Temos que ingerir, é importante saber. Caironi e colegas apontam que o filme de etilcelulose há muito é usado como revestimento comestível, inclusive em pílulas farmacêuticas.
Mas os circuitos também possuem outros componentes. Por exemplo, os transistores contêm materiais metálicos. Um único transistor requer apenas 4 microgramas de prata, portanto, circuitos simples devem conter bem abaixo do limite diário de prata das pessoas. Impresso em micropartículas deverá ser biocompatível conforme pesquisas já realizadas. Dos outros quatro polímeros semicondutores utilizados pela equipe, dois são biocompatíveis, P3HT e poliestireno, e dois ainda não testados, 29-DPP-TVT e P(NDI2OD-T2).
Embora sejam usados em quantidades de picogramas, eles ainda levantam questões óbvias sobre o quão seguros são. Caironi, Bonacchini e colegas sabem disso e assumem a tarefa de avaliar como os polímeros interagem com o corpo humano. Os resultados têm sido positivos até agora, mas mais pesquisas são necessárias.
A equipe usa esses materiais para imprimir uma variedade de transistores orgânicos e inversores lógicos em papel de transferência e, em seguida, testar suas propriedades.
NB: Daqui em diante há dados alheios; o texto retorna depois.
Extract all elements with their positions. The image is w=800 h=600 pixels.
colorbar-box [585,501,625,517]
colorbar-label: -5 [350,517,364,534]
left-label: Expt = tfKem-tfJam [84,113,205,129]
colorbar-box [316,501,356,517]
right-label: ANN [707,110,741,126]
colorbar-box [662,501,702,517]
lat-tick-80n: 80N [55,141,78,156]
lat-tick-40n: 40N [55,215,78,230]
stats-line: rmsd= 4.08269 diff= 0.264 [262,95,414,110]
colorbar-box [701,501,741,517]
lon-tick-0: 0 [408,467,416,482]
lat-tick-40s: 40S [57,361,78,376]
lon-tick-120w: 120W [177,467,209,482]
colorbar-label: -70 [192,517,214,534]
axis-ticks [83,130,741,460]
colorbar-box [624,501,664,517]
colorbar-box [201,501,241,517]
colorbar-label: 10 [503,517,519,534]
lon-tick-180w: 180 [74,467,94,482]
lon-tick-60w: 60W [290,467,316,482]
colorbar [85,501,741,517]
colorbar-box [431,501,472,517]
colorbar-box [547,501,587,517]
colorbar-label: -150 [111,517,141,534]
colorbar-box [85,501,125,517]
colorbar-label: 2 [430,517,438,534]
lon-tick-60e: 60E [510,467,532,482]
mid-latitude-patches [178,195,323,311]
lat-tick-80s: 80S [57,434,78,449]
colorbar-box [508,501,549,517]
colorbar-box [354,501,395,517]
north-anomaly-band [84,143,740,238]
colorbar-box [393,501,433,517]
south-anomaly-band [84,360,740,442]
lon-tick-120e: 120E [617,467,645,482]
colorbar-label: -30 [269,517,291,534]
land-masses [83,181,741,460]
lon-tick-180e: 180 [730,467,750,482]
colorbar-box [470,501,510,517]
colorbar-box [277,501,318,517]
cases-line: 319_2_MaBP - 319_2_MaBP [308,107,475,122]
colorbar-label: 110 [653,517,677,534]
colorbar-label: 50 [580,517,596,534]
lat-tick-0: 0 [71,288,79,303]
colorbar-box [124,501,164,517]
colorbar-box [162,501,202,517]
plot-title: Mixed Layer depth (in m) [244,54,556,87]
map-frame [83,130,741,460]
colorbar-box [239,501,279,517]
Novos desafios para eletrônicos comestíveis
Existem outras verificações a serem feitas, além das de biocompatibilidade. Por exemplo, o processo de transferência expõe os circuitos ao ar, luz e água, o que pode comprometer parcialmente os circuitos. A equipe conseguiu mitigar esse efeito misturando polímeros e semicondutores. A estabilidade ainda é variável, mas os primeiros passos em direção à eletrônica comestível são mais do que encorajadores.
“Este resultado abre caminho para a criação de circuitos complementares robustos”, afirmam os pesquisadores. “Este sistema fornece uma plataforma simples e versátil para a integração de circuitos orgânicos totalmente impressos em alimentos e medicamentos.”
As aplicações possíveis são muitas
Para mim, este é um trabalho emocionante. Esses circuitos poderiam monitorar instantaneamente o grau de maturação de uma fruta ou a comestibilidade e perecibilidade de alimentos e produtos. Seria um golpe mortal para o desperdício de alimentos. A eletrônica comestível também poderia permitir a entrega de medicamentos de maneiras mais direcionadas, ou análises de vários tipos diretamente no sistema digestivo.
É claro que ainda há muito trabalho a ser feito, principalmente nas baterias comestíveis que deverão fornecer energia para esse tipo de circuito. Eles provavelmente poderiam ser alimentados por sistemas de energia piezoelétrica que geram energia a partir do movimento do corpo, ou mesmo do som. Em qualquer caso, como mencionado, é um grande passo em frente para o futuro da electrónica comestível e impressa, bem como para a rastreabilidade dos produtos e a transparência da cadeia de abastecimento.